What is the allegory for a good life? Is it an airplane that flies high into the sky? Or what about a garden that needs seeds, seasons, tending, and harvest? What about Chess? Strategy, opposition, and moving pieces that tell a story of intelligence and defeating your enemies?
We gravitate towards allegory because we are storytelling creatures. This process is for Nick Ovalle, the writer and author of this upcoming book, to sharpen his mind and focus and to spend his remaining time on earth to inspire narrative change in the minds of millions of people. For Nick, the allegory is a camera.
Ever since growing up, I have had an affinity for movies. It was one of the few things my father and I would do together. Sure, there was yard work, woodwork, building with our hands, and fixing toilets and a/c units. But the leisure time made me feel like a little slice of heaven was on this side of eternity. One of the first movies I remember watching was Scrooged with Bill Murray. It was fascinating because it felt like a documentary. I instinctively knew how to make a move at the age of 5 because of that film. My dad and I would watch other movies together. Later, in high school, I fell in love with photography, poetry, and art.
The camera became a focal point of my life. Taking photos, making videos, exploring the internet for resources, and filmmaking techniques. I soon realized that all the technical aspects of filmmaking would be for nothing if there weren’t a good script—a good story.
At the start of my marketing career, I realized a script was happening in my head. A soundtrack, a narration of who I am.
This internal narrative gave me an identity, values, and self-worth. The influences on my script were the good times, the broken relationships, the disappointments in life, the religious stories, and the pop culture of my time.
We all have a story, and I aimed to hack my internal narrative. I didn’t want to take the long road; I wanted a shortcut, and like all characters in movies who take shortcuts, I fell into another world of narrative psychology. I felt like Alice stepping through the looking-glass and being met with weird, wonderful, and challenging science to sift through.
This writing may never be published, but I think it is wise to write the first draft of this project publicly.
Some questions and ponderings for my exploration:
- What impact does breathwork have on our story (internal locus of control)?

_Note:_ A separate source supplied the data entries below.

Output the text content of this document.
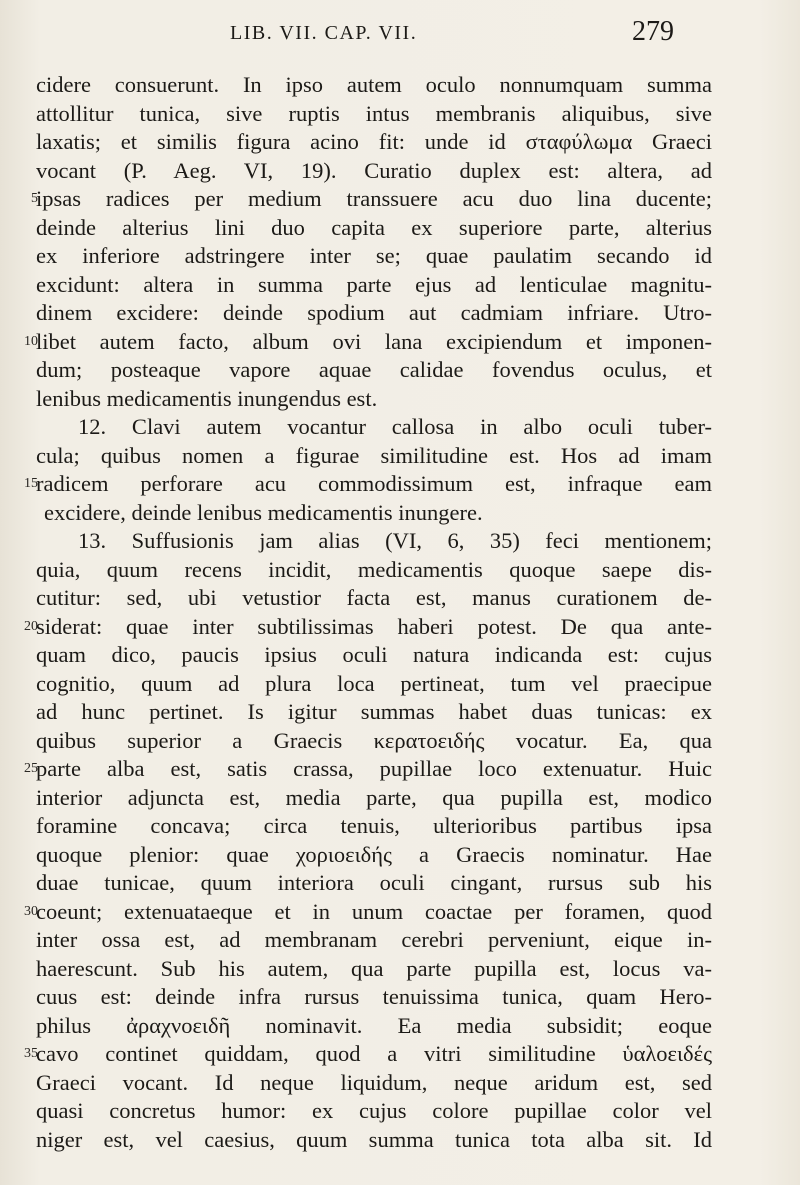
LIB. VII. CAP. VII.	279
cidere consuerunt. In ipso autem oculo nonnumquam summa
attollitur tunica, sive ruptis intus membranis aliquibus, sive
laxatis; et similis figura acino fit: unde id σταφύλωμα Graeci
vocant (P. Aeg. VI, 19). Curatio duplex est: altera, ad
5
ipsas radices per medium transsuere acu duo lina ducente;
deinde alterius lini duo capita ex superiore parte, alterius
ex inferiore adstringere inter se; quae paulatim secando id
excidunt: altera in summa parte ejus ad lenticulae magnitu-
dinem excidere: deinde spodium aut cadmiam infriare. Utro-
10
libet autem facto, album ovi lana excipiendum et imponen-
dum; posteaque vapore aquae calidae fovendus oculus, et
lenibus medicamentis inungendus est.
12. Clavi autem vocantur callosa in albo oculi tuber-
cula; quibus nomen a figurae similitudine est. Hos ad imam
15
radicem perforare acu commodissimum est, infraque eam
excidere, deinde lenibus medicamentis inungere.
13. Suffusionis jam alias (VI, 6, 35) feci mentionem;
quia, quum recens incidit, medicamentis quoque saepe dis-
cutitur: sed, ubi vetustior facta est, manus curationem de-
20
siderat: quae inter subtilissimas haberi potest. De qua ante-
quam dico, paucis ipsius oculi natura indicanda est: cujus
cognitio, quum ad plura loca pertineat, tum vel praecipue
ad hunc pertinet. Is igitur summas habet duas tunicas: ex
quibus superior a Graecis κερατοειδής vocatur. Ea, qua
25
parte alba est, satis crassa, pupillae loco extenuatur. Huic
interior adjuncta est, media parte, qua pupilla est, modico
foramine concava; circa tenuis, ulterioribus partibus ipsa
quoque plenior: quae χοριοειδής a Graecis nominatur. Hae
duae tunicae, quum interiora oculi cingant, rursus sub his
30
coeunt; extenuataeque et in unum coactae per foramen, quod
inter ossa est, ad membranam cerebri perveniunt, eique in-
haerescunt. Sub his autem, qua parte pupilla est, locus va-
cuus est: deinde infra rursus tenuissima tunica, quam Hero-
philus ἀραχνοειδῆ nominavit. Ea media subsidit; eoque
35
cavo continet quiddam, quod a vitri similitudine ὑαλοειδές
Graeci vocant. Id neque liquidum, neque aridum est, sed
quasi concretus humor: ex cujus colore pupillae color vel
niger est, vel caesius, quum summa tunica tota alba sit. Id
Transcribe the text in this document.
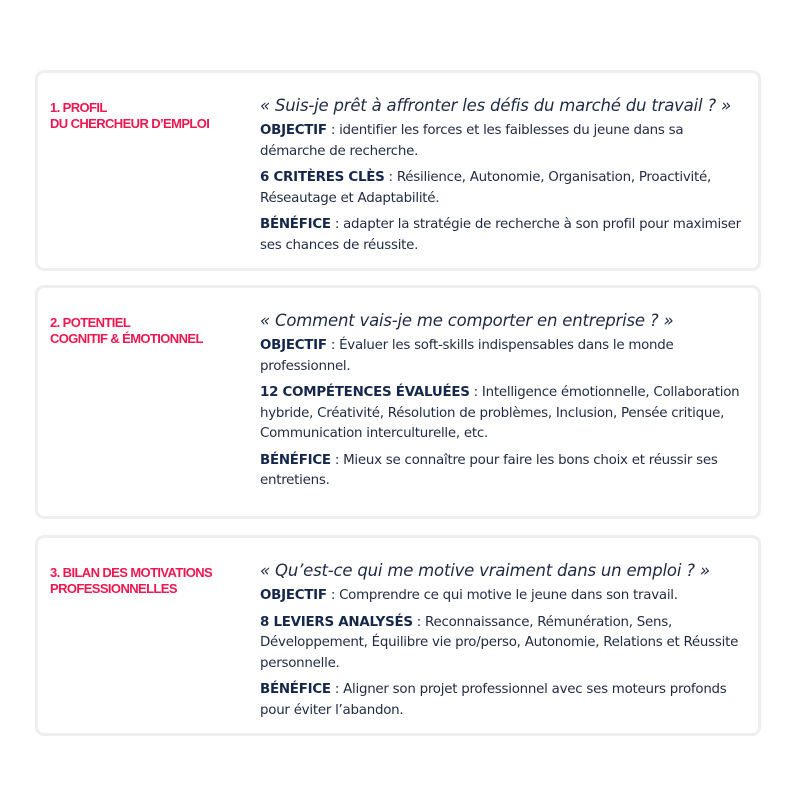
1. PROFIL
DU CHERCHEUR D’EMPLOI

« Suis-je prêt à affronter les défis du marché du travail ? »

OBJECTIF : identifier les forces et les faiblesses du jeune dans sa démarche de recherche.

6 CRITÈRES CLÈS : Résilience, Autonomie, Organisation, Proactivité, Réseautage et Adaptabilité.

BÉNÉFICE : adapter la stratégie de recherche à son profil pour maximiser ses chances de réussite.

2. POTENTIEL
COGNITIF & ÉMOTIONNEL

« Comment vais-je me comporter en entreprise ? »

OBJECTIF : Évaluer les soft-skills indispensables dans le monde professionnel.

12 COMPÉTENCES ÉVALUÉES : Intelligence émotionnelle, Collaboration hybride, Créativité, Résolution de problèmes, Inclusion, Pensée critique, Communication interculturelle, etc.

BÉNÉFICE : Mieux se connaître pour faire les bons choix et réussir ses entretiens.

3. BILAN DES MOTIVATIONS
PROFESSIONNELLES

« Qu’est-ce qui me motive vraiment dans un emploi ? »

OBJECTIF : Comprendre ce qui motive le jeune dans son travail.

8 LEVIERS ANALYSÉS : Reconnaissance, Rémunération, Sens, Développement, Équilibre vie pro/perso, Autonomie, Relations et Réussite personnelle.

BÉNÉFICE : Aligner son projet professionnel avec ses moteurs profonds pour éviter l’abandon.
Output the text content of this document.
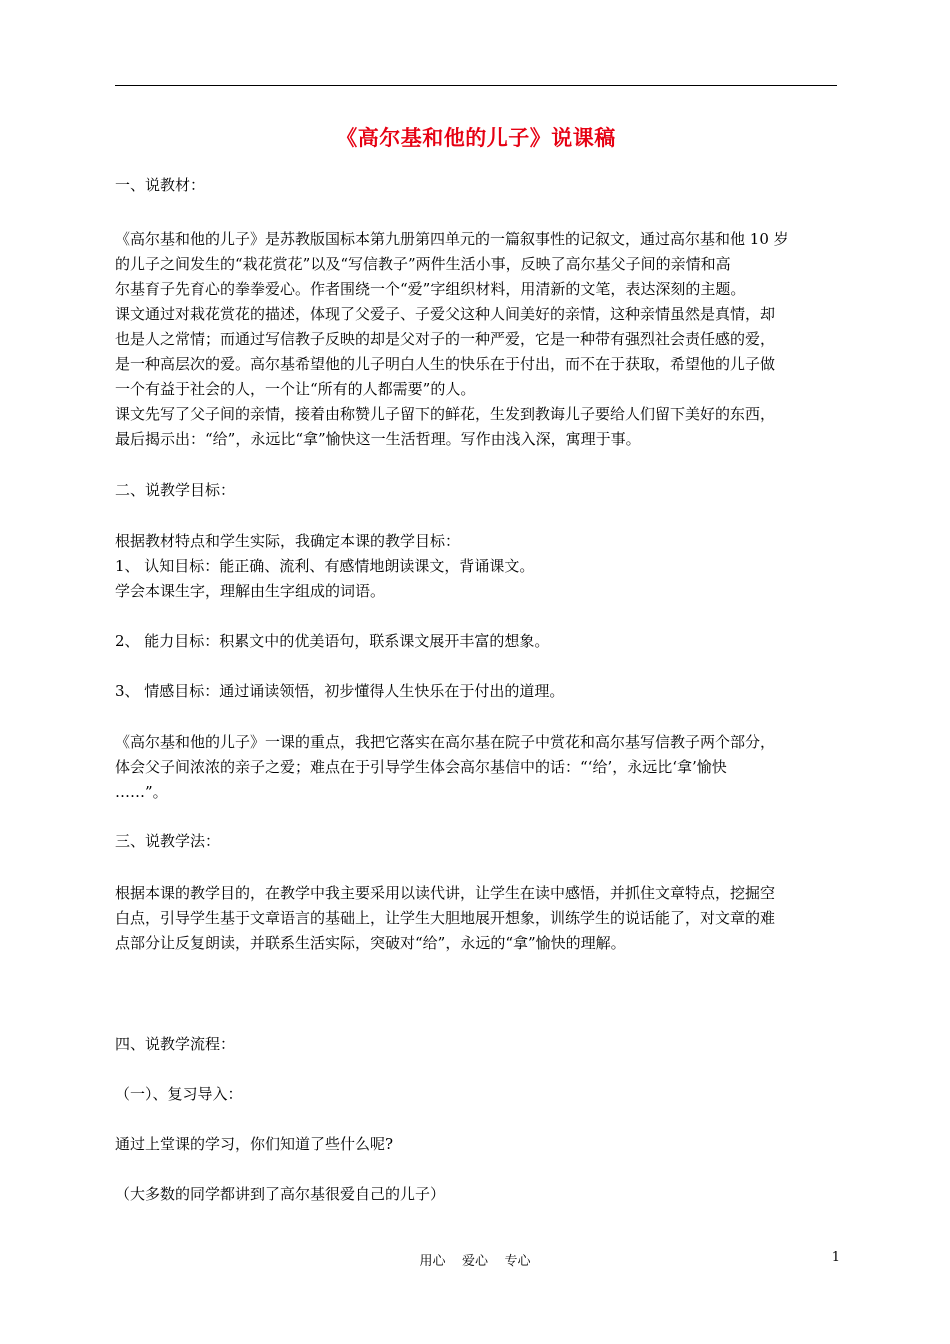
《高尔基和他的儿子》说课稿
一、说教材：
《高尔基和他的儿子》是苏教版国标本第九册第四单元的一篇叙事性的记叙文，通过高尔基和他 10 岁
的儿子之间发生的“栽花赏花”以及“写信教子”两件生活小事，反映了高尔基父子间的亲情和高
尔基育子先育心的拳拳爱心。作者围绕一个“爱”字组织材料，用清新的文笔，表达深刻的主题。
课文通过对栽花赏花的描述，体现了父爱子、子爱父这种人间美好的亲情，这种亲情虽然是真情，却
也是人之常情；而通过写信教子反映的却是父对子的一种严爱，它是一种带有强烈社会责任感的爱，
是一种高层次的爱。高尔基希望他的儿子明白人生的快乐在于付出，而不在于获取，希望他的儿子做
一个有益于社会的人，一个让“所有的人都需要”的人。
课文先写了父子间的亲情，接着由称赞儿子留下的鲜花，生发到教诲儿子要给人们留下美好的东西，
最后揭示出：“给”，永远比“拿”愉快这一生活哲理。写作由浅入深，寓理于事。
二、说教学目标：
根据教材特点和学生实际，我确定本课的教学目标：
1、 认知目标：能正确、流利、有感情地朗读课文，背诵课文。
学会本课生字，理解由生字组成的词语。
2、 能力目标：积累文中的优美语句，联系课文展开丰富的想象。
3、 情感目标：通过诵读领悟，初步懂得人生快乐在于付出的道理。
《高尔基和他的儿子》一课的重点，我把它落实在高尔基在院子中赏花和高尔基写信教子两个部分，
体会父子间浓浓的亲子之爱；难点在于引导学生体会高尔基信中的话：“‘给’，永远比‘拿’愉快
……”。
三、说教学法：
根据本课的教学目的，在教学中我主要采用以读代讲，让学生在读中感悟，并抓住文章特点，挖掘空
白点，引导学生基于文章语言的基础上，让学生大胆地展开想象，训练学生的说话能了，对文章的难
点部分让反复朗读，并联系生活实际，突破对“给”，永远的“拿”愉快的理解。
四、说教学流程：
（一）、复习导入：
通过上堂课的学习，你们知道了些什么呢?
（大多数的同学都讲到了高尔基很爱自己的儿子）
用心    爱心    专心	1
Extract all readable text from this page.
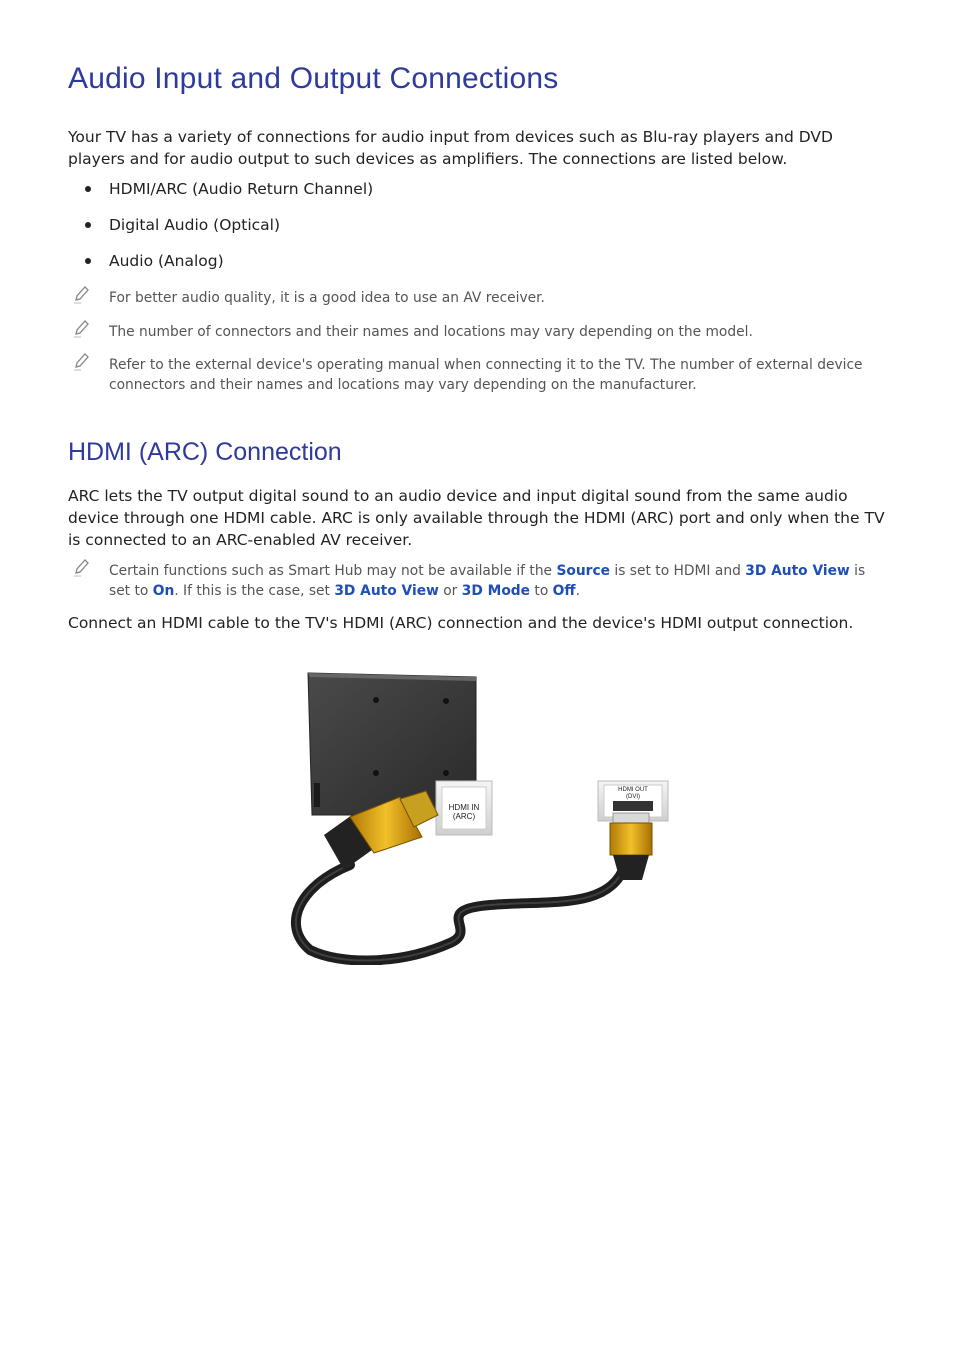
Audio Input and Output Connections
Your TV has a variety of connections for audio input from devices such as Blu-ray players and DVD players and for audio output to such devices as amplifiers. The connections are listed below.
HDMI/ARC (Audio Return Channel)
Digital Audio (Optical)
Audio (Analog)
For better audio quality, it is a good idea to use an AV receiver.
The number of connectors and their names and locations may vary depending on the model.
Refer to the external device's operating manual when connecting it to the TV. The number of external device connectors and their names and locations may vary depending on the manufacturer.
HDMI (ARC) Connection
ARC lets the TV output digital sound to an audio device and input digital sound from the same audio device through one HDMI cable. ARC is only available through the HDMI (ARC) port and only when the TV is connected to an ARC-enabled AV receiver.
Certain functions such as Smart Hub may not be available if the Source is set to HDMI and 3D Auto View is set to On. If this is the case, set 3D Auto View or 3D Mode to Off.
Connect an HDMI cable to the TV's HDMI (ARC) connection and the device's HDMI output connection.
HDMI IN
(ARC)
HDMI OUT
(DVI)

- James Nestor’s Book Breathe has some great resources to dig through. 😉
- Is work the biggest part of our life and story? What is it about working well that our society has missed?
- John Mark Comer’s Garden City has some religious philosophy to help answer.
- Slow Productivity by Cal Newport is an excellent overview of the fundamental shift of knowledge work and its coming into its form of work out of the shadow of the Industrial Revolution.
- 4,000 Weeks by Oliver Burkeman gives a humorous and humane way of breaking the news that you’ve been lied to about work.
- Why do relationships, family, friendships, and working relationships feel so hard?
- The theory of the relational fabric of society is found in Adlerian psychology.
- The education system of the Industrial Revolution taught conformity, not critical thinking.
- Paradoxical living is necessary, but many people have never learned to deal with personal, relational, or work-related tensions.
- Why have the institutions of old failed us in our modern context?
- Hyper-individualization as a ripping of the fabric of society
- Leadership lost its nerve and sought quick fixes instead of systematic solutions.
- Deep work is at a premium because of education, the mass adoption of social technologies, subversive marketing, and the post-World War 2 economies of scale.